Il rullo fragoroso dei grandi tamburi almoravidi, strumento mai sentito prima nelle milizie della Spagna, faceva tremare la terra e risuonava nelle colline; Yusuf ibn Tashfin, montando il suo cavallo, correva tra i suoi soldati, incoraggiandoli a sopportare la sofferenza che la guerra santa esigeva, ricordando che c'era il paradiso per i moribondi, e il bottino per quelli che sopravvivevano. Questa manovra fu decisiva, e costrinse sia Alfonso VI che Anche Álvar Fáñez a ritirarsi.

Secondo le cronache dell'epoca, le vittime dell'esercito di Alfonso VI furono straordinarie (oltre 59.500 morti) e solo 100 cavalieri poterono ritornare indietro.

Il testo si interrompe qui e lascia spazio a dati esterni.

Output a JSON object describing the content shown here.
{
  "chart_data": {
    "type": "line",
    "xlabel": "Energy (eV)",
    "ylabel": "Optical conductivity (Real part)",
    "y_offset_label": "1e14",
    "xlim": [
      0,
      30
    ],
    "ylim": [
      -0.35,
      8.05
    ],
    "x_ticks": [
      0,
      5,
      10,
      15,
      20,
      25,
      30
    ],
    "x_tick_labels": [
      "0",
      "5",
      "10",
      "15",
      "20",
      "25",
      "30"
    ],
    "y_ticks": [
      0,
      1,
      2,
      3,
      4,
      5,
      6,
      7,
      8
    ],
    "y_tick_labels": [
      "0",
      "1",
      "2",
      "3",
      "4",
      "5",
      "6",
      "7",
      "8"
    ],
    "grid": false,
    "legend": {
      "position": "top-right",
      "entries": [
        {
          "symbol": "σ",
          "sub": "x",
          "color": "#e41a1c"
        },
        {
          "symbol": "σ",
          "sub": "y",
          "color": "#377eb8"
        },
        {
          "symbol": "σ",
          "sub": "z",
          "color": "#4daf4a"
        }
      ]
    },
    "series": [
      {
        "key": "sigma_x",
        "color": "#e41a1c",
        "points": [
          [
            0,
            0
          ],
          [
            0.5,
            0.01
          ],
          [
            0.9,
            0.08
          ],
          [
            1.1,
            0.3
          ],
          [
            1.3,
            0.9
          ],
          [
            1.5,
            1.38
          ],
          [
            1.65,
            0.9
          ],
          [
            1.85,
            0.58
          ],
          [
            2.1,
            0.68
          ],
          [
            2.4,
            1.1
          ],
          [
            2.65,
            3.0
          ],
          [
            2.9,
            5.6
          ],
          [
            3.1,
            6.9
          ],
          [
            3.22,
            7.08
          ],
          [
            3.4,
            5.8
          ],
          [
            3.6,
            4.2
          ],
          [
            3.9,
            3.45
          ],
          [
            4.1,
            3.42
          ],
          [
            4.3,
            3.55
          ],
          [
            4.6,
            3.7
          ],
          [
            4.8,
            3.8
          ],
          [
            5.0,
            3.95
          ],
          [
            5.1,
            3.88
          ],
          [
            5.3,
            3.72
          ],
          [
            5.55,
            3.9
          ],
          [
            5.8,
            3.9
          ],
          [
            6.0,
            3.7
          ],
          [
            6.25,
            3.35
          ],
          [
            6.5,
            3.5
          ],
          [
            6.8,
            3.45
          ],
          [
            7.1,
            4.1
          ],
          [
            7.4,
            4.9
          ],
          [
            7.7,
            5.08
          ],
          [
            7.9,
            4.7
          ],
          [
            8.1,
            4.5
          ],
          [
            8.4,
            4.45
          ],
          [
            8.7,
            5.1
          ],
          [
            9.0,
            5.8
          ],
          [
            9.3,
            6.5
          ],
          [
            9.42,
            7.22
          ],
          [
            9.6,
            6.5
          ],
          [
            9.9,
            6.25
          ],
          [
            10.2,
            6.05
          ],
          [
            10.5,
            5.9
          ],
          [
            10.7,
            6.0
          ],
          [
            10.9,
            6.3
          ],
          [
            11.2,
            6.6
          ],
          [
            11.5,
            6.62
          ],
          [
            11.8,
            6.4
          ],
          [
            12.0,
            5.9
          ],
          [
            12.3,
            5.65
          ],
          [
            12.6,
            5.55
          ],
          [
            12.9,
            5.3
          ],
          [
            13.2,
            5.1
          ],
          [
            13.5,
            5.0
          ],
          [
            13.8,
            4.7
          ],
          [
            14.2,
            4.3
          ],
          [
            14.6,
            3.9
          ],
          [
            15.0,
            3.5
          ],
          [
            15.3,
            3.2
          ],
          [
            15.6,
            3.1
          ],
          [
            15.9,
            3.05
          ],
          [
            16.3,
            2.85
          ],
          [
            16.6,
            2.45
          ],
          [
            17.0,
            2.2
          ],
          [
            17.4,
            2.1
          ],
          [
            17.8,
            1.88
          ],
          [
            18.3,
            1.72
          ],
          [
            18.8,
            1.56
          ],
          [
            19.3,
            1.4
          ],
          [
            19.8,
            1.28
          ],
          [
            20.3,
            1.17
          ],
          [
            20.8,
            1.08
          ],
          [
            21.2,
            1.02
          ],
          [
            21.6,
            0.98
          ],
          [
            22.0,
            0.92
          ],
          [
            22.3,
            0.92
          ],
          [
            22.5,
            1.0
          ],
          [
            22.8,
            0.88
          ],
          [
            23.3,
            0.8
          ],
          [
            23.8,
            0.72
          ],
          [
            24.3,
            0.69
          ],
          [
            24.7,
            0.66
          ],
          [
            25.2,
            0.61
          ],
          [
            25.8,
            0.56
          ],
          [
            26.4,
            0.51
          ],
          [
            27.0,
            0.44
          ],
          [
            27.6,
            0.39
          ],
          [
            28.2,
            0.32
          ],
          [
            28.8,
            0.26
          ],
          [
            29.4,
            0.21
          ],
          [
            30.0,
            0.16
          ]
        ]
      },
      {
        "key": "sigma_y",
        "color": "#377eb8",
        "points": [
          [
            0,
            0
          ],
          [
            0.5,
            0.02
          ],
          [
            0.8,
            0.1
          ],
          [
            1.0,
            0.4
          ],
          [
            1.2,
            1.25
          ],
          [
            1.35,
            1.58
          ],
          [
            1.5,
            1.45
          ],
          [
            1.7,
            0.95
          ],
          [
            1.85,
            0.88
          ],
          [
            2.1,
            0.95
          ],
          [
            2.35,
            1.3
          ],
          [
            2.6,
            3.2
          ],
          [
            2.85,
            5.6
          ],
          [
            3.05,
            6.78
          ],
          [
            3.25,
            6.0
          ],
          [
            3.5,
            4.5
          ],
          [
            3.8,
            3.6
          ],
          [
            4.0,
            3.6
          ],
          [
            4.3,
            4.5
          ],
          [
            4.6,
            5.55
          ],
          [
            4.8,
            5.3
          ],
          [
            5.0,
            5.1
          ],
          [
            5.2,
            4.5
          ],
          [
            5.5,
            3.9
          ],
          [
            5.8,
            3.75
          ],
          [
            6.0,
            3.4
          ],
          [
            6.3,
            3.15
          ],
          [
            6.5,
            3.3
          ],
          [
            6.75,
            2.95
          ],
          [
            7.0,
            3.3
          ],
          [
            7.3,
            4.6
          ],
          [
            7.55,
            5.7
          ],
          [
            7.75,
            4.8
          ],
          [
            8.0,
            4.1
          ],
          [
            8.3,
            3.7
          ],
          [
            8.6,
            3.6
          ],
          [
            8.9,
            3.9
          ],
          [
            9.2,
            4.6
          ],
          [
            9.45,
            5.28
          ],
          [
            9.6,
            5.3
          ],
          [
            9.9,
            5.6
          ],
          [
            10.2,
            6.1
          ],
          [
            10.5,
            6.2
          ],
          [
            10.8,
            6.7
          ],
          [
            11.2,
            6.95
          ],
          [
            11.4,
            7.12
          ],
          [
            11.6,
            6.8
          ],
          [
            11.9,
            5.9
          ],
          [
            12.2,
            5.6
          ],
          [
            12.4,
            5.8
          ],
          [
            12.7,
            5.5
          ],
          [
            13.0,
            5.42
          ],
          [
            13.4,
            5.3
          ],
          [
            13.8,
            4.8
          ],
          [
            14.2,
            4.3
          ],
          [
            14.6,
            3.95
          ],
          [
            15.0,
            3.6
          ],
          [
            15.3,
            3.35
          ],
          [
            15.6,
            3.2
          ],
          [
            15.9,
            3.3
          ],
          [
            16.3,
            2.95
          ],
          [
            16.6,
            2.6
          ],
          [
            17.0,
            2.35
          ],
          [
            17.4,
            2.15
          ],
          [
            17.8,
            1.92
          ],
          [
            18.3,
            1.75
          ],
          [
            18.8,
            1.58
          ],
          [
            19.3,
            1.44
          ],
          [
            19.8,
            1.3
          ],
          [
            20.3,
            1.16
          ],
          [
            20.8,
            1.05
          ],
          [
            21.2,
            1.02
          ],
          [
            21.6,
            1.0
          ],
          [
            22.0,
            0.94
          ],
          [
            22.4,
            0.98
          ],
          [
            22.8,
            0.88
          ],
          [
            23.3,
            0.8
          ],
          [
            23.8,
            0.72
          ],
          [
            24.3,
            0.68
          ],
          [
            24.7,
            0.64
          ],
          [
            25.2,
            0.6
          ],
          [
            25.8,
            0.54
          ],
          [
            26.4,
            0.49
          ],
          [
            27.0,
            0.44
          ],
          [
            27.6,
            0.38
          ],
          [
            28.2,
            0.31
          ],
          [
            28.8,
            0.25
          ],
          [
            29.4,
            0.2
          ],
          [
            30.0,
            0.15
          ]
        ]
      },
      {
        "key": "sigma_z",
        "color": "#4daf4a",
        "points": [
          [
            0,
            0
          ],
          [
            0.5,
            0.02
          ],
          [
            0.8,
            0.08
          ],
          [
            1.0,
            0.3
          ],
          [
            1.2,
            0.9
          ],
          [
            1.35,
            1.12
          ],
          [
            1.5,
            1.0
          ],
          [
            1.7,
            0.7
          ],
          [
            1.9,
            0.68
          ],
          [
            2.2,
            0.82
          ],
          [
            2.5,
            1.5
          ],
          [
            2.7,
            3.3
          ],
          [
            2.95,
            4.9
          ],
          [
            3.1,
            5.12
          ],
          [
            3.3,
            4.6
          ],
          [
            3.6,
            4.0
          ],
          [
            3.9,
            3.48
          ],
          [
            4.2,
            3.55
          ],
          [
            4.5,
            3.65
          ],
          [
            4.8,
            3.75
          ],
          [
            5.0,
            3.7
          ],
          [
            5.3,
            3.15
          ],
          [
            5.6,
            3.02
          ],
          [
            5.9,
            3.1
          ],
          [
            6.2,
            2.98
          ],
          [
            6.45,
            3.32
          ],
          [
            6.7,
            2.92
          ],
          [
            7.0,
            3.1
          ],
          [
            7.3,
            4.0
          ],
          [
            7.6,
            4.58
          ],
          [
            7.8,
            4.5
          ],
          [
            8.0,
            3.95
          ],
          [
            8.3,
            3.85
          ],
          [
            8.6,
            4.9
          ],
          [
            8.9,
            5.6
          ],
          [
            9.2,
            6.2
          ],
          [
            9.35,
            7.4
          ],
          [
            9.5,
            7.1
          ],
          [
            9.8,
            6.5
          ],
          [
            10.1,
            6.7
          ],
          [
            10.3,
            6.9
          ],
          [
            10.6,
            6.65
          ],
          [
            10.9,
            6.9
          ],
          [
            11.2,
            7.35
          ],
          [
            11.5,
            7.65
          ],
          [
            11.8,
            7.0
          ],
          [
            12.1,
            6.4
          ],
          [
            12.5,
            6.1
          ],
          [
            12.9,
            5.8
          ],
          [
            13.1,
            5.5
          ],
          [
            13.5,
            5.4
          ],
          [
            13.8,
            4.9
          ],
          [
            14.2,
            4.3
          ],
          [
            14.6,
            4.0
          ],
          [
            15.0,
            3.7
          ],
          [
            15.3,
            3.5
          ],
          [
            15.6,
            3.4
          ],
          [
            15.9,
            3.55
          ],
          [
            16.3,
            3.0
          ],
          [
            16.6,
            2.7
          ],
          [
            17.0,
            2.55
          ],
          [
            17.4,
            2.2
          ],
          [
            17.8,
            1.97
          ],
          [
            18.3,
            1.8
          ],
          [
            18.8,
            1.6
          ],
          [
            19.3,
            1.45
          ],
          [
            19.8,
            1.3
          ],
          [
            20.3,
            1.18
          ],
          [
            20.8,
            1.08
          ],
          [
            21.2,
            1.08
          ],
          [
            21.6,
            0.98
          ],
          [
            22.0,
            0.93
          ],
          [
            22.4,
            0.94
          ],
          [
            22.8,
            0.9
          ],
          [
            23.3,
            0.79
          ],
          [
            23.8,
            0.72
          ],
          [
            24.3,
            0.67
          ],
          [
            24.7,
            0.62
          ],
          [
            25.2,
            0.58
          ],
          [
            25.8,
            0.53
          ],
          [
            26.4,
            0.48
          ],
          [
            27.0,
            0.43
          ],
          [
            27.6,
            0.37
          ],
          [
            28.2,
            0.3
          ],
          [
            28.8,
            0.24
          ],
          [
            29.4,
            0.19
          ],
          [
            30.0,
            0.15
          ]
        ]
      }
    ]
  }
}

Alfonso VI, anche se ferito ad una gamba sopravvisse alla battaglia assieme a diversi nobili; ma altri erano caduti in combattimento, tra i quali i Conti Rodrigo Muñoz e Vela Ovéquez.


guerrieri Almoravidi

Ci furono perdite significative anche tra i musulmani, mentre Al Mu'tamid, Re della Taifa di Siviglia, si era infortunato nel primo scontro, ma il suo esempio personale incoraggiò i musulmani nei momenti più difficili della carica cristiana, guidata da Alvar Hànez.

Poi Yusuf ibn Tashfin dovette tornare rapidamente in Africa, per la morte del suo erede, così che il Regno di Yusuf ibn Tashfin non perse molto territorio, nonostante la distruzione della maggior parte del suo esercito.

La sconfitta ebbe un significato notevole, perché era la prima vittoria degli Almoravidi nelle terre di Al Andalus, ed era anche la prima sconfitta del conquistatore di Toledo e l'inizio del processo che culminerà con l'intronizzazione di un Califfo Almoravide in Al-Andalus.

Nel frattempo El Cid Campeador era rimasto inattivo e la sconfitta di Sagrajas dimostrò al Re Alfonso VI quanto grave era stato l'errore allontanare l'imbattuto condottiero dei castigliani.

Per il Regno di Castiglia e León significò la perdita di del tributo che pagavano i regni di Taifa, così come era assolutamente necessaria la riconciliazione di Alfonso V con El Cid Campeador.